UK scientists are growing genetically edited wheat to reduce cancer risk from burnt foods
Not very far from London, in the English county of Hertfordshire, lies an unusual wheat field.
The wheat grown here has been genetically edited to reduce the amount of acrylamide it contains once cooked, as that compound is believed to increase the risk of cancer.
To achieve this, plant and crop scientists at Rothamsted Research edited out a gene that produces a compound called asparagine.
Asparagine occurs naturally in plants and is also present in other starchy foods like potatoes and other tubers.

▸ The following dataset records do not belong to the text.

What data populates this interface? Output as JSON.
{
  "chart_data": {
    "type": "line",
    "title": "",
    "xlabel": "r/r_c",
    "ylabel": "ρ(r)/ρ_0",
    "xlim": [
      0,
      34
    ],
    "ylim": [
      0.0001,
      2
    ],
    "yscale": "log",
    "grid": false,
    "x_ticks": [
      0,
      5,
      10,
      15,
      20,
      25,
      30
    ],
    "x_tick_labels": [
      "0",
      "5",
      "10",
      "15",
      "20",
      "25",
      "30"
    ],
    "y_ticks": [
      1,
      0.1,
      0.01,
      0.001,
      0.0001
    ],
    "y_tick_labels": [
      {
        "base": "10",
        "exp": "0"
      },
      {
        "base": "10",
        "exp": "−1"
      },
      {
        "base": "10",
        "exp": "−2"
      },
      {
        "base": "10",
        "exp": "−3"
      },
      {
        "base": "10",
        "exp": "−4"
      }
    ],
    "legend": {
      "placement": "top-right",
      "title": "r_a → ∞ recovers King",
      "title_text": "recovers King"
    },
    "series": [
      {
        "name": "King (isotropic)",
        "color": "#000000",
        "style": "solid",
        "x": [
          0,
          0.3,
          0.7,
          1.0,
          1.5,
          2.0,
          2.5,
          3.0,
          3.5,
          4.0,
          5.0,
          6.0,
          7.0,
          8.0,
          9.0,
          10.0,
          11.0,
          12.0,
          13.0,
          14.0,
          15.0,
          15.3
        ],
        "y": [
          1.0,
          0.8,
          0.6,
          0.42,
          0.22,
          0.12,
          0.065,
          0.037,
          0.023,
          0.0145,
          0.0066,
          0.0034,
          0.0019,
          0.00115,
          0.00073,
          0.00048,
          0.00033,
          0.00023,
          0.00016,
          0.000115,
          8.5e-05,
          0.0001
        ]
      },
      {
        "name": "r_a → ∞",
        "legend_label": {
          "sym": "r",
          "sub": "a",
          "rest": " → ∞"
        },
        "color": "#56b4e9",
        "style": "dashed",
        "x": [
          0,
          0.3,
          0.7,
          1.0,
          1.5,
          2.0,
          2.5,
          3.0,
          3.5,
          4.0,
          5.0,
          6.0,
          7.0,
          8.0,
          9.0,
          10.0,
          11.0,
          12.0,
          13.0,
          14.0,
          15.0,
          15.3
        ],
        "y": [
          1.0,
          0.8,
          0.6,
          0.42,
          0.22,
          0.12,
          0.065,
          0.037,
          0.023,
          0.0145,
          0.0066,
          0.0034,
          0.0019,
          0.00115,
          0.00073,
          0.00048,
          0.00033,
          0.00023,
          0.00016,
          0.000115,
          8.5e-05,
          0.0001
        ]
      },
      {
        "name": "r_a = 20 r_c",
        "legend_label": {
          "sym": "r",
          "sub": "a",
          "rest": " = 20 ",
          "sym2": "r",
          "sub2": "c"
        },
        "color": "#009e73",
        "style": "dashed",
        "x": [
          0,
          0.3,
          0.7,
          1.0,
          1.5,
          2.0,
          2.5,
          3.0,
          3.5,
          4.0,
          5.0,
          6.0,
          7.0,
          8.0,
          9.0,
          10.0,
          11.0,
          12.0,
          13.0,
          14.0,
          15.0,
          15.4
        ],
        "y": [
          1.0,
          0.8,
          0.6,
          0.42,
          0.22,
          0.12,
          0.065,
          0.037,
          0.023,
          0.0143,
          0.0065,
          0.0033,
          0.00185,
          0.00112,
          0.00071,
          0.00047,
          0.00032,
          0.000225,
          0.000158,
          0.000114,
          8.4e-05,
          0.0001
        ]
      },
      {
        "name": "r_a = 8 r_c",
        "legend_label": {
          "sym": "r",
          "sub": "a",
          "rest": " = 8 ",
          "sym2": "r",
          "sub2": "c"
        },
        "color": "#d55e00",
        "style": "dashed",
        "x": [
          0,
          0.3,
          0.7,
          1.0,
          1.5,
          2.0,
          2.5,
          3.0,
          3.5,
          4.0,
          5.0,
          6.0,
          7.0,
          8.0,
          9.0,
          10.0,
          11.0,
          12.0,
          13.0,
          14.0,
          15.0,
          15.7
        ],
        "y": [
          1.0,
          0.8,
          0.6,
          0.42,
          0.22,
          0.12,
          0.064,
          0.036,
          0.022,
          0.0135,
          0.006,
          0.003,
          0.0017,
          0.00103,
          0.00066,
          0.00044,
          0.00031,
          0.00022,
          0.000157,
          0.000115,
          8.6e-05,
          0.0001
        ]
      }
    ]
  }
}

But when wheat is processed into flour and turned into a baked product like bread, asparagine turns into another compound called acrylamide, which is carcinogenic in very large doses.

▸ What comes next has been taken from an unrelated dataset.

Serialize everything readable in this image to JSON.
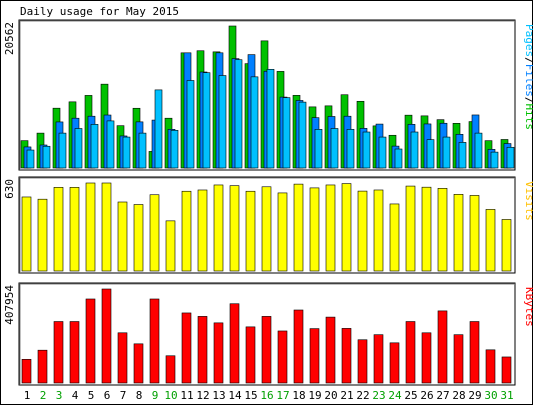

So far, the trials have seen a 50 per cent reduction in asparagine and a 50 per cent reduction in acrylamide in heated flour.
“That’s really exciting and positive, but it’s only one year of field trials,” said Professor Nigel Halford, a crop scientist leading the trial at Rothamsted.

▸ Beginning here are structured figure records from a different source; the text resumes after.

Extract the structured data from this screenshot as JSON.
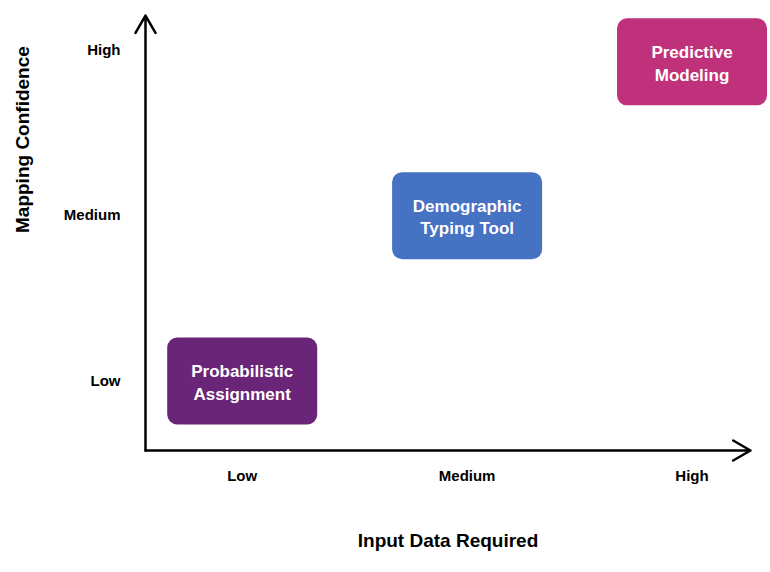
{
  "chart_data": {
    "type": "scatter",
    "x_label": "Input Data Required",
    "y_label": "Mapping Confidence",
    "xlim": [
      0.57,
      3.26
    ],
    "ylim": [
      0.58,
      3.21
    ],
    "xticks": [
      {
        "value": 1,
        "label": "Low"
      },
      {
        "value": 2,
        "label": "Medium"
      },
      {
        "value": 3,
        "label": "High"
      }
    ],
    "yticks": [
      {
        "value": 1,
        "label": "Low"
      },
      {
        "value": 2,
        "label": "Medium"
      },
      {
        "value": 3,
        "label": "High"
      }
    ],
    "x": [
      1,
      2,
      3
    ],
    "values": [
      1,
      2,
      2.93
    ],
    "labels": [
      "Probabilistic Assignment",
      "Demographic Typing Tool",
      "Predictive Modeling"
    ],
    "colors": [
      "#6a2579",
      "#4672c4",
      "#c0317c"
    ],
    "marker": "rounded_box",
    "grid": false
  }
}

“We have to see how they come through in terms of yield, protein content, that kind of thing over a number of years, then we would make these available to breeders”.
The wheat grown in this field will be finally assessed after it’s harvested in October.
Acrylamide wasn’t a new compound for scientists because it’s used in industrial processes, but it was only discovered in 2002 that it could occur in heavily toasted or browned starchy foods.
“It’s a familiar chemical to biochemists, we use it in the lab,” said Halford.
“You can take acrylamide out of a bottle, it’s got a skull and crossbones on it. So to discover that you then go over to the canteen and you eat it, it was quite a shock,” he explained.
However, it doesn’t mean that eating burnt food will give people cancer, scientists caution, because the dose from food is very small.
Studies linking acrylamide to cancer have only been carried out in animals, using much higher doses than we would ingest through eating.
But our genetic makeup is unique and our bodies will respond differently to the risk.
The aim of genetically edited wheat is therefore to reduce any risk, overall.
So far, genetically modified (GM) foods are not cleared for consumption in the EU or the UK.
But Halford says the UK and the EU are now considering changing the “benchmarks” which guide how much acrylamide is an acceptable risk in foods.
He also highlighted that the wheat growing in the Hertfordshire field was genetically edited, not genetically modified.
“These are edited plants, no transgenes in, no genes from other species, no additional genes at all. It is not a GM plant,” said Halford.
Using the CRISPR gene-editing process, he and his team extracted a tiny fragment of tissue from the grain which was then grown and fed in a petri dish.
A “gene gun” was then used to fire DNA into the cells and remove genetic traits affecting the amount of asparagine present in the wheat.
In the UK, a law that would allow the commercial production of genetically-edited wheat has reached its final stage through parliament.
The legislation, called the Genetic Technology Precision Breeding Bill, is now awaiting royal assent.